“You can make America whole.”
“Naw. America’s finished.”
The first real substantive content about Hideo Kojima’s first post-Konami/Metal Gear Solid game, Death Stranding, has finally arrived in the form of a nine minute trailer that, appropriately, offers more questions than it does answers.
The trailer opens with the now-iconic Tummy Baby and quickly moves along to what appears to be this or another baby’s (there are a lot of babies here) POV, as LB favorite Mads Mikkelsen sings to it softly. From there we smash cut to a dilapidated Oval Office, where a rugged Norman Reedus tells a bed-ridden President that she’s only president of jack-shit.
We move on to see glimpses of in-game content as Norman Reedus, or Sam Bridges as he’s known in the game, explores a gorgeously rendered cross between Middle-Earth and a post-apocalyptic America. He trudges up snowy mountains. He rappels down steep mountains. He crosses through destroyed cities. Bridges is a delivery man, who is begrudgingly tasked with helping to reform the United States (a man named Bridges bringing people together? Kojima has never been one for subtlety). We catch glimpses of Troy Baker’s nefarious gold mask wearing mercenary, a captured Lea Seydoux, and a bed-ridden Nicolas Winding Refn.

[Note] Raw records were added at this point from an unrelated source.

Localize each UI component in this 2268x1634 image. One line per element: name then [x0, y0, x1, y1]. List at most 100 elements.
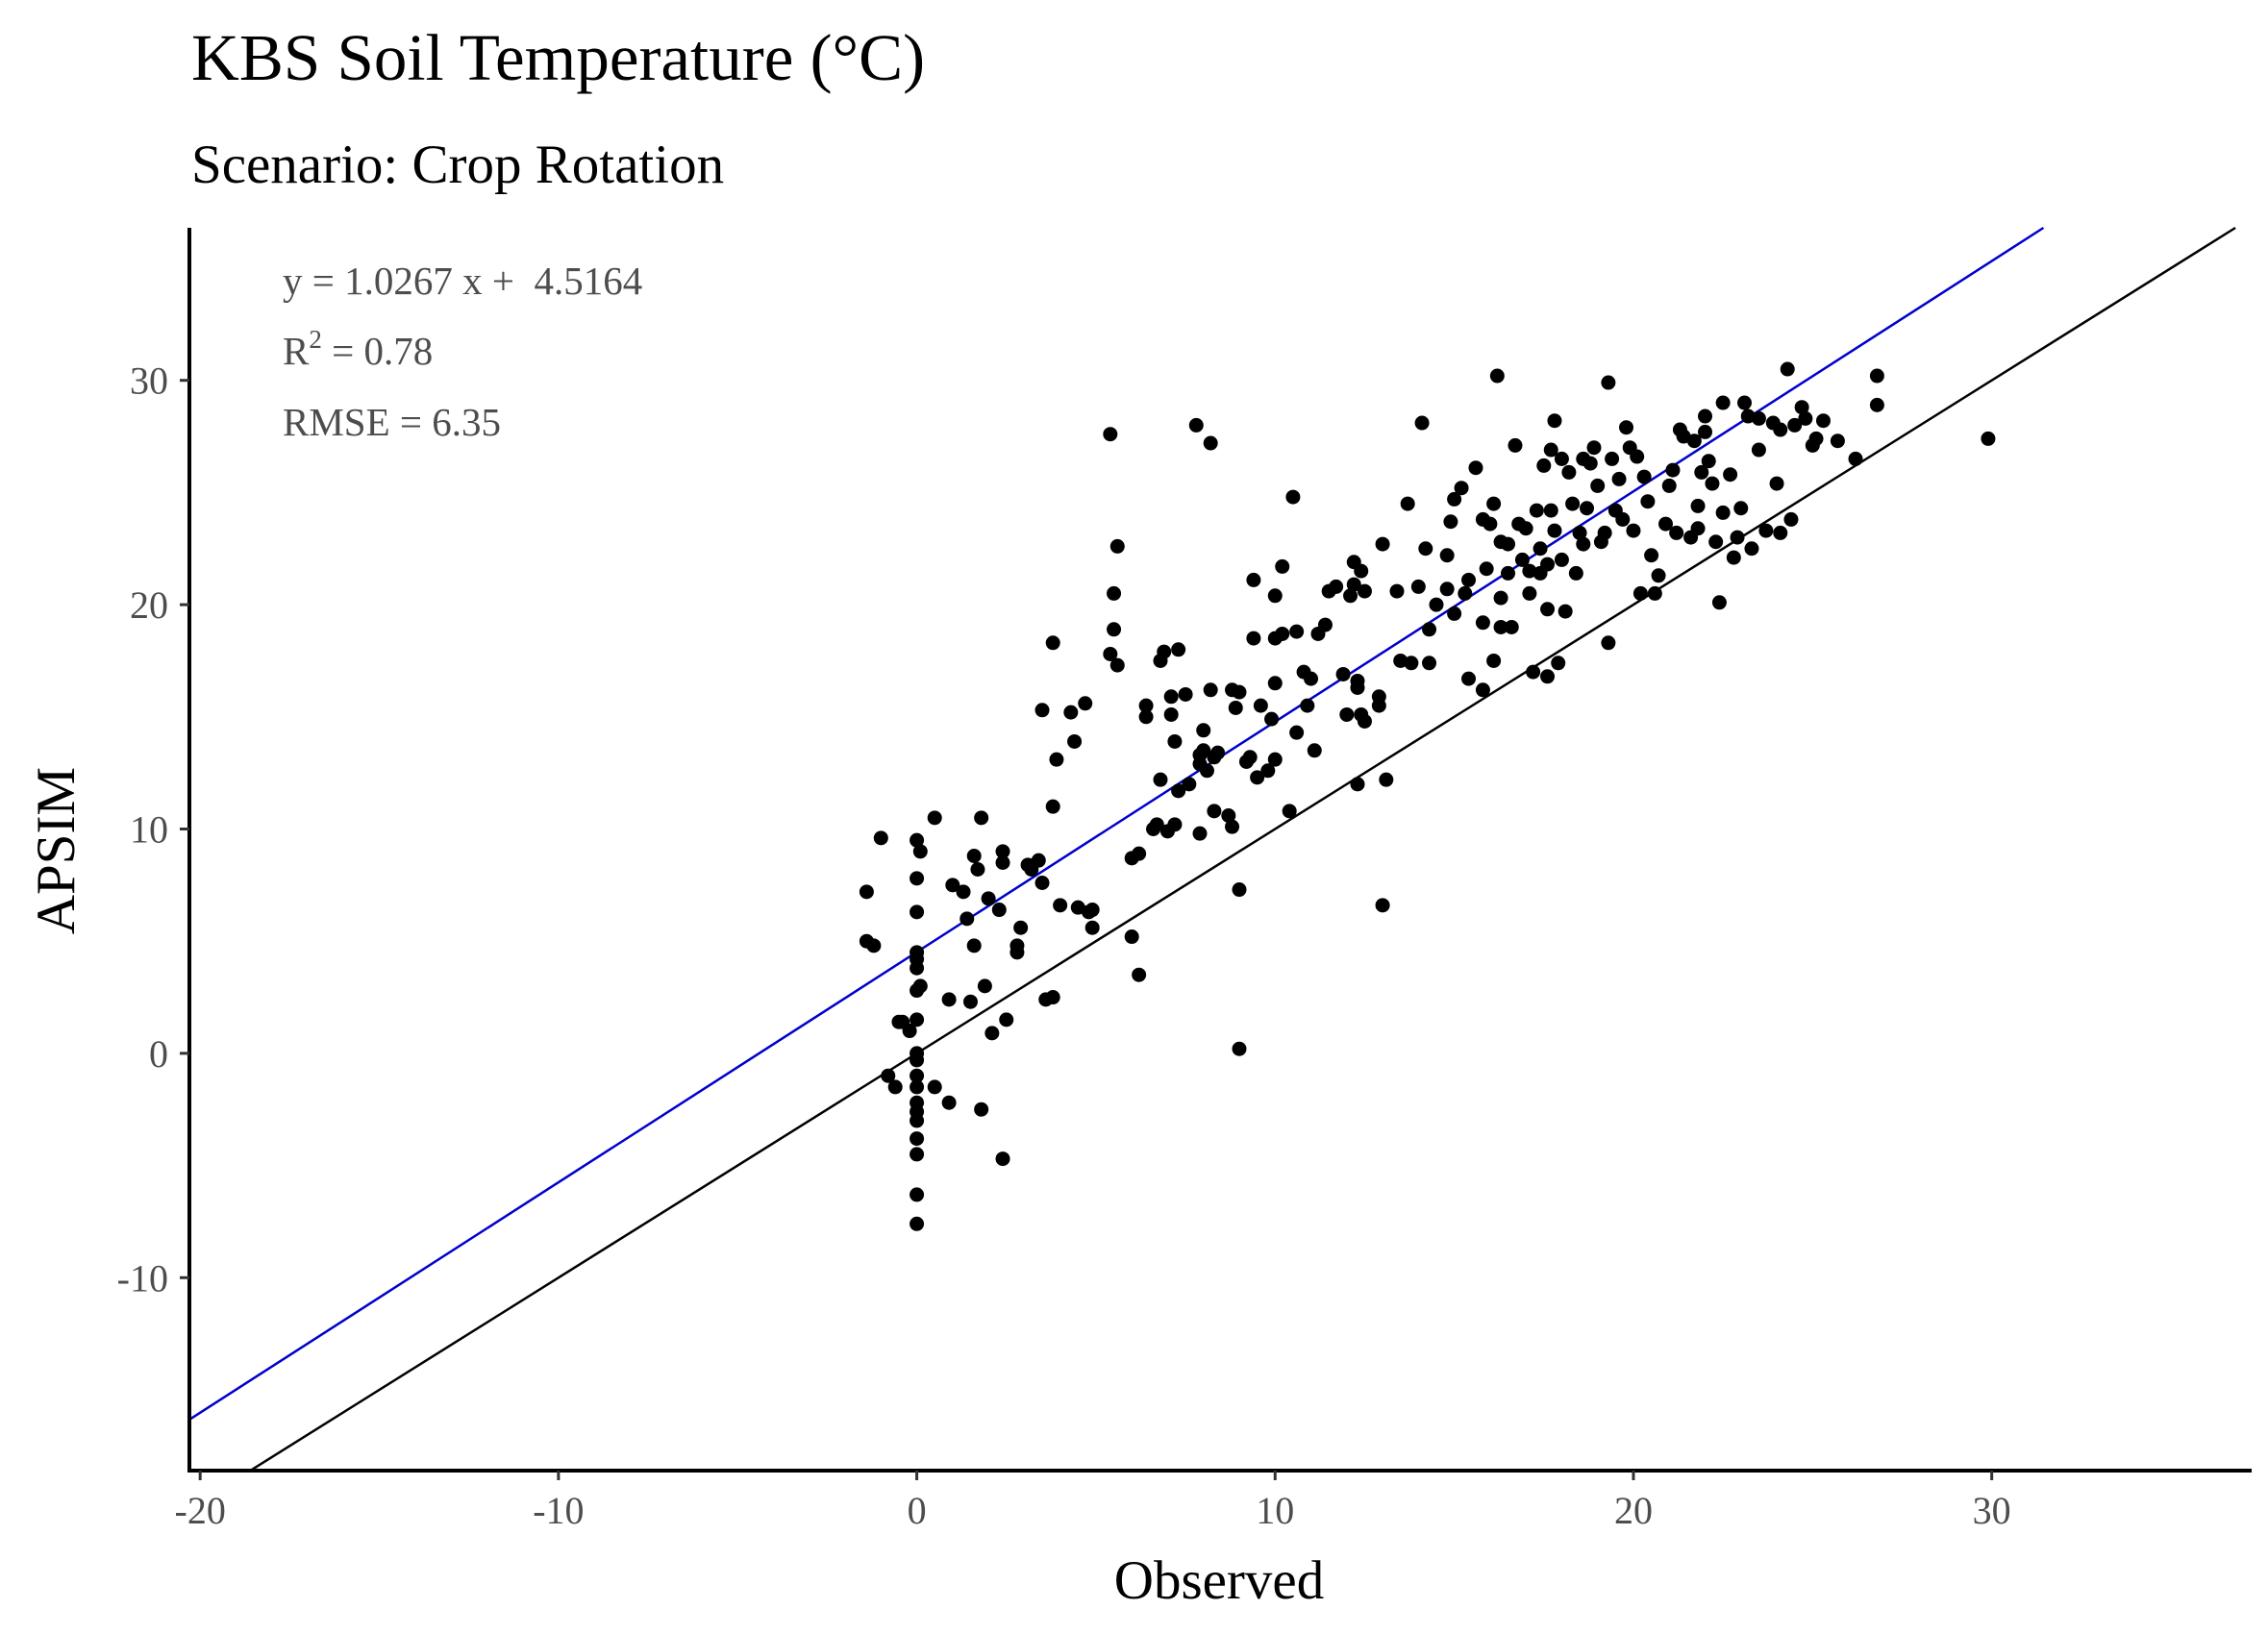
r2-annotation: R2 = 0.78	[283, 325, 433, 373]
data-points	[859, 361, 1996, 1231]
scatter-point	[1264, 711, 1280, 727]
scatter-point	[1418, 541, 1433, 557]
scatter-point	[1726, 550, 1741, 565]
scatter-point	[1371, 698, 1386, 713]
scatter-point	[1479, 561, 1494, 577]
scatter-point	[1794, 400, 1809, 415]
scatter-point	[1439, 548, 1455, 563]
scatter-point	[887, 1079, 903, 1095]
scatter-point	[1661, 478, 1677, 493]
scatter-point	[1375, 536, 1390, 552]
scatter-point	[1343, 588, 1358, 604]
scatter-point	[1808, 431, 1824, 446]
scatter-point	[1514, 552, 1530, 567]
scatter-point	[1701, 454, 1716, 469]
scatter-point	[1698, 424, 1713, 439]
scatter-point	[1422, 622, 1437, 637]
scatter-point	[1350, 777, 1365, 792]
scatter-point	[1246, 631, 1261, 646]
scatter-point	[1210, 745, 1226, 760]
scatter-point	[1049, 752, 1064, 767]
scatter-point	[1067, 733, 1083, 749]
scatter-point	[1705, 476, 1720, 491]
regression-line	[188, 226, 2045, 1421]
scatter-point	[941, 992, 957, 1007]
scatter-point	[1167, 817, 1183, 832]
scatter-point	[910, 832, 925, 848]
scatter-point	[1665, 462, 1681, 478]
x-tick-label: 0	[908, 1489, 927, 1532]
scatter-point	[1554, 552, 1569, 567]
scatter-point	[866, 938, 882, 953]
scatter-point	[1605, 451, 1620, 466]
scatter-point	[1632, 585, 1648, 601]
rmse-annotation: RMSE = 6.35	[283, 400, 501, 444]
scatter-point	[873, 830, 888, 846]
y-tick-label: 20	[130, 583, 168, 627]
scatter-point	[1461, 572, 1477, 587]
scatter-point	[1250, 770, 1265, 785]
scatter-point	[1458, 585, 1473, 601]
scatter-point	[1078, 696, 1093, 711]
scatter-point	[1526, 664, 1541, 680]
scatter-point	[1561, 464, 1577, 480]
scatter-point	[1443, 514, 1458, 530]
scatter-point	[1644, 548, 1659, 563]
scatter-point	[1031, 853, 1046, 868]
scatter-point	[1568, 565, 1583, 581]
scatter-point	[1045, 635, 1060, 651]
scatter-point	[1379, 772, 1394, 787]
scatter-point	[1317, 617, 1333, 632]
scatter-point	[1723, 467, 1738, 483]
scatter-point	[1647, 585, 1662, 601]
fit-lines	[188, 226, 2236, 1473]
scatter-point	[1307, 743, 1322, 758]
scatter-point	[1375, 898, 1390, 913]
scatter-point	[981, 891, 996, 906]
scatter-point	[1350, 673, 1365, 688]
chart-subtitle: Scenario: Crop Rotation	[191, 135, 724, 195]
scatter-point	[1253, 698, 1268, 713]
scatter-point	[1733, 501, 1749, 516]
scatter-point	[991, 903, 1007, 918]
scatter-point	[1439, 582, 1455, 597]
scatter-point	[1447, 491, 1462, 507]
scatter-point	[1751, 442, 1766, 458]
scatter-point	[1389, 583, 1405, 599]
scatter-point	[910, 1216, 925, 1231]
scatter-point	[1651, 568, 1666, 583]
equation-annotation: y = 1.0267 x + 4.5164	[283, 259, 642, 303]
scatter-point	[1232, 684, 1247, 700]
scatter-point	[1486, 653, 1502, 668]
y-tick-label: 0	[149, 1032, 168, 1076]
scatter-point	[1690, 521, 1706, 536]
x-axis-title: Observed	[1114, 1550, 1324, 1611]
y-tick-label: 10	[130, 807, 168, 851]
scatter-point	[1715, 505, 1731, 520]
scatter-point	[1182, 777, 1197, 792]
scatter-point	[912, 844, 928, 859]
scatter-point	[910, 1113, 925, 1128]
scatter-point	[966, 849, 982, 864]
scatter-point	[1267, 752, 1283, 767]
scatter-point	[1009, 945, 1025, 960]
scatter-point	[1275, 626, 1290, 641]
scatter-point	[1540, 602, 1556, 617]
scatter-point	[1558, 604, 1573, 619]
scatter-point	[1461, 671, 1477, 686]
x-tick-label: -20	[175, 1489, 226, 1532]
scatter-point	[1686, 433, 1702, 449]
scatter-point	[1109, 538, 1125, 554]
scatter-point	[1640, 494, 1656, 509]
scatter-point	[1597, 525, 1612, 540]
scatter-point	[1690, 498, 1706, 513]
scatter-point	[995, 844, 1010, 859]
scatter-point	[1124, 929, 1139, 945]
scatter-point	[1053, 898, 1068, 913]
scatter-point	[1787, 417, 1803, 433]
scatter-point	[1400, 496, 1415, 511]
scatter-point	[1740, 408, 1756, 424]
scatter-point	[910, 1131, 925, 1147]
r2-superscript: 2	[309, 325, 322, 354]
scatter-point	[1711, 595, 1727, 610]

It’s all rather overwhelming. But the centerpiece, and perhaps the most intriguing component yet, is Bridges exploring a forest while using his backpack device to sense approaching “BTs.” Though the beings haven’t been expanded on in any substantial way, they appear to be things from “the other side” who can manipulate our dimension at will. Sam is detected and dragged shouting into the ground. But it doesn’t look like he dies….instead we’re brought over to what the trailer describes as Hades. It’s a WWI battleground, with tanks and men being rendered out of red mist as Sam races through, trying to survive. Then Mads shows up once again, this time emerging naked out of a pool of dark liquid, massive umbilical like tendrils connecting him to a squad of soldiers.
There’s honestly so much going on and being presented that it’s hard to summarize…clearly Kojima has not been stymied by separating from Konami. If anything, his imagination and drive seems bigger than ever.
In the Metal Gear franchise, Kojima was engaged with the sociopolitical behaviors of military industrial complexes and the long ranging consequences of those actions. Unlike an unfortunate portion of video game developers, he isn’t afraid to comment on the affairs of the world in a direct and confrontational way. Kojima making a game about a broken America, haunted by the literal specter of war, where a female President asks the player to help repair the country by reconnecting people, feels like it could make for one of the most optimistic and politically charged gaming experiences since the new Wolfenstein. And while main character Sam Bridges seems quite capable of punching some dudes in the face, it’s telling this his main job is as a mailman, the original and most important role involved with the widespread dissemination of information and connecting people.
It’s too soon to venture further into hypothesizing the semiotic value of Death Stranding, but for now, it looks like everything we’ve come to expect from Kojima, but multiplied by ten. Some creators prosper under the supervision of a major studio and given constraints. It appears Kojima is prospering far more on his own.
Death Stranding officially drops exclusively for the PlayStation 4 on November 8, 2019.